Module 2 – Job Scheduling with Slurm

Time: 9:20 to 10:05 AM CST · 45 min total · ~15 min lecture · ~30 min hands-on

Learning Objectives

By the end of this module, you will be able to:

  • Explain why HPC clusters use batch scheduling

  • Write a Slurm batch script with appropriate #SBATCH directives

  • Submit, monitor, and cancel jobs using sbatch, squeue, and scancel

  • Run quick commands on compute nodes with srun


Key Concepts

Why Batch Scheduling?

Imagine 80+ students all trying to run programs on 20 compute nodes at the same time. Without coordination, some nodes would be overloaded while others sit idle, and everyone’s programs would interfere with each other.

A batch scheduler solves this by:

  1. Accepting job requests and placing them in a queue

  2. Allocating compute nodes to jobs in a fair order

  3. Running each job in isolation on its assigned node(s)

  4. Releasing the node when the job finishes

Our cluster uses Slurm (Simple Linux Utility for Resource Management), the most widely used scheduler in HPC.

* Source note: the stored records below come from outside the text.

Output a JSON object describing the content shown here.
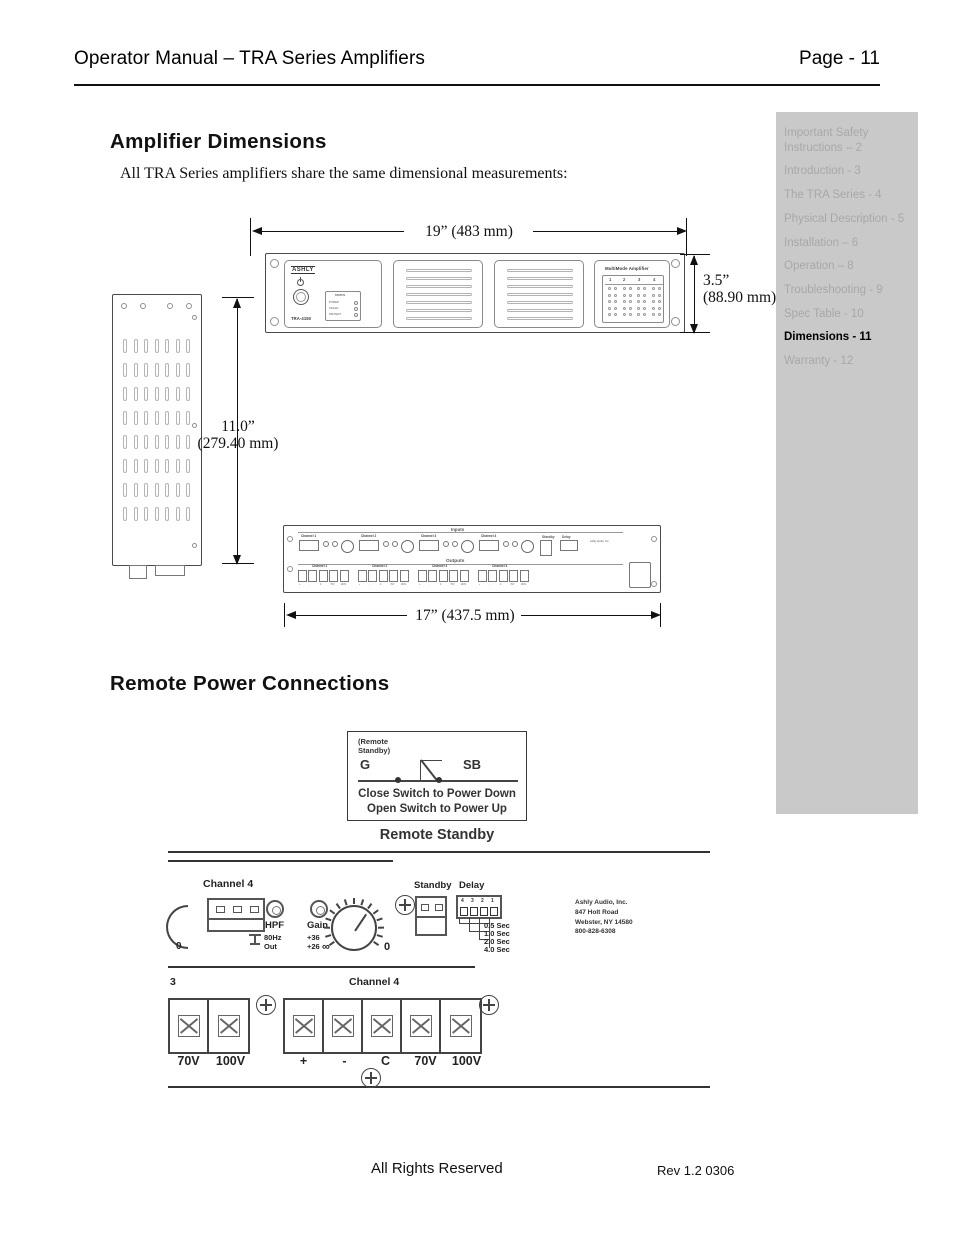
{
  "header": {
    "title": "Operator Manual – TRA Series Amplifiers",
    "page_label": "Page - 11"
  },
  "sidebar": {
    "items": [
      {
        "label": "Important Safety Instructions – 2",
        "active": false
      },
      {
        "label": "Introduction - 3",
        "active": false
      },
      {
        "label": "The TRA Series - 4",
        "active": false
      },
      {
        "label": "Physical Description - 5",
        "active": false
      },
      {
        "label": "Installation – 6",
        "active": false
      },
      {
        "label": "Operation – 8",
        "active": false
      },
      {
        "label": "Troubleshooting - 9",
        "active": false
      },
      {
        "label": "Spec Table - 10",
        "active": false
      },
      {
        "label": "Dimensions - 11",
        "active": true
      },
      {
        "label": "Warranty - 12",
        "active": false
      }
    ],
    "background_color": "#c9c9c9",
    "inactive_color": "#a8a8a8",
    "active_color": "#000000"
  },
  "sections": {
    "dimensions": {
      "heading": "Amplifier Dimensions",
      "intro": "All TRA Series amplifiers share the same dimensional measurements:",
      "callouts": {
        "width_front": "19” (483 mm)",
        "height_front": "3.5”\n(88.90 mm)",
        "height_front_l1": "3.5”",
        "height_front_l2": "(88.90 mm)",
        "depth_l1": "11.0”",
        "depth_l2": "(279.40 mm)",
        "width_rear": "17” (437.5 mm)"
      }
    },
    "remote": {
      "heading": "Remote Power Connections"
    }
  },
  "front_panel": {
    "brand": "ASHLY",
    "model": "TRA-4150",
    "power_icon": "power-icon",
    "led_legend_title": "STATUS",
    "led_legend": [
      "POWER",
      "SIGNAL",
      "PROTECT"
    ],
    "multimode_title": "MultiMode Amplifier",
    "channel_numbers": [
      "1",
      "2",
      "3",
      "4"
    ]
  },
  "rear_panel": {
    "inputs_label": "Inputs",
    "outputs_label": "Outputs",
    "input_channels": [
      "Channel 1",
      "Channel 2",
      "Channel 3",
      "Channel 4"
    ],
    "output_channels": [
      "Channel 1",
      "Channel 2",
      "Channel 3",
      "Channel 4"
    ],
    "output_terminals": [
      "+",
      "-",
      "C",
      "70V",
      "100V"
    ],
    "standby_label": "Standby",
    "delay_label": "Delay",
    "company": "Ashly Audio, Inc."
  },
  "remote_standby": {
    "terminal_note_l1": "(Remote",
    "terminal_note_l2": "Standby)",
    "terminal_g": "G",
    "terminal_sb": "SB",
    "instruction_l1": "Close Switch to Power Down",
    "instruction_l2": "Open Switch to Power Up",
    "caption": "Remote Standby"
  },
  "detail_diagram": {
    "channel_label": "Channel 4",
    "hpf_label": "HPF",
    "hpf_opt_l1": "80Hz",
    "hpf_opt_l2": "Out",
    "gain_label": "Gain",
    "gain_opt_l1": "+36",
    "gain_opt_l2": "+26",
    "knob_min": "∞",
    "knob_max": "0",
    "left_knob_max": "0",
    "standby_label": "Standby",
    "delay_label": "Delay",
    "dip_numbers": [
      "4",
      "3",
      "2",
      "1"
    ],
    "delay_options": [
      "0.5 Sec",
      "1.0 Sec",
      "2.0 Sec",
      "4.0 Sec"
    ],
    "company": {
      "name": "Ashly Audio, Inc.",
      "street": "847 Holt Road",
      "city": "Webster, NY 14580",
      "phone": "800-828-6308"
    }
  },
  "terminal_strip": {
    "left_group_number": "3",
    "left_group_labels": [
      "70V",
      "100V"
    ],
    "right_group_label": "Channel 4",
    "right_group_labels": [
      "+",
      "-",
      "C",
      "70V",
      "100V"
    ]
  },
  "footer": {
    "left": "All Rights Reserved",
    "right": "Rev 1.2 0306"
  }
}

Slurm Commands at a Glance

Command

Purpose

Example

sbatch script.sh

Submit a batch job

sbatch my_job.sh

squeue

View the job queue

squeue -u $USER

scancel <jobid>

Cancel a job

scancel 12345

srun <command>

Run a command on a compute node

srun hostname

sinfo

View partition/node status

sinfo -p mi2101x

scontrol show job <id>

Detailed info about a job

scontrol show job 12345

sacct -j <id>

Accounting info after completion

sacct -j 12345

Anatomy of a Batch Script

A batch script is a regular shell script with special #SBATCH comment lines that tell Slurm what resources you need:

#!/bin/bash
#SBATCH --job-name=my-job          # Name shown in squeue
#SBATCH --partition=mi2101x        # Which partition (group of nodes)
#SBATCH --nodes=1                  # Number of nodes
#SBATCH --ntasks=1                 # Number of tasks (processes)
#SBATCH --time=5:00                # Max wall time (MM:SS or HH:MM:SS)
#SBATCH --output=my-job_%j.out     # Stdout file (%j = job ID)
#SBATCH --error=my-job_%j.err      # Stderr file

# --- Your program runs below this line ---
echo "Hello from $(hostname) at $(date)"

Key directives:

Directive

Meaning

--partition

Target node group. Use mi2101x for this tutorial.

--nodes

How many nodes. Use 1 for most exercises.

--ntasks

Number of MPI ranks (processes). Use 1 unless doing MPI.

--cpus-per-task

CPU cores per task. Useful for OpenMP threading.

--time

Maximum run time. Keep short (5–10 min) to share nodes fairly.

--output / --error

Where stdout/stderr go. %j is replaced with the job ID.

The Job Lifecycle

sbatch submit → PENDING (waiting for nodes) → RUNNING (on a node) → COMPLETED
                                                       ↓
                                              output written to file

You can also cancel at any stage with scancel.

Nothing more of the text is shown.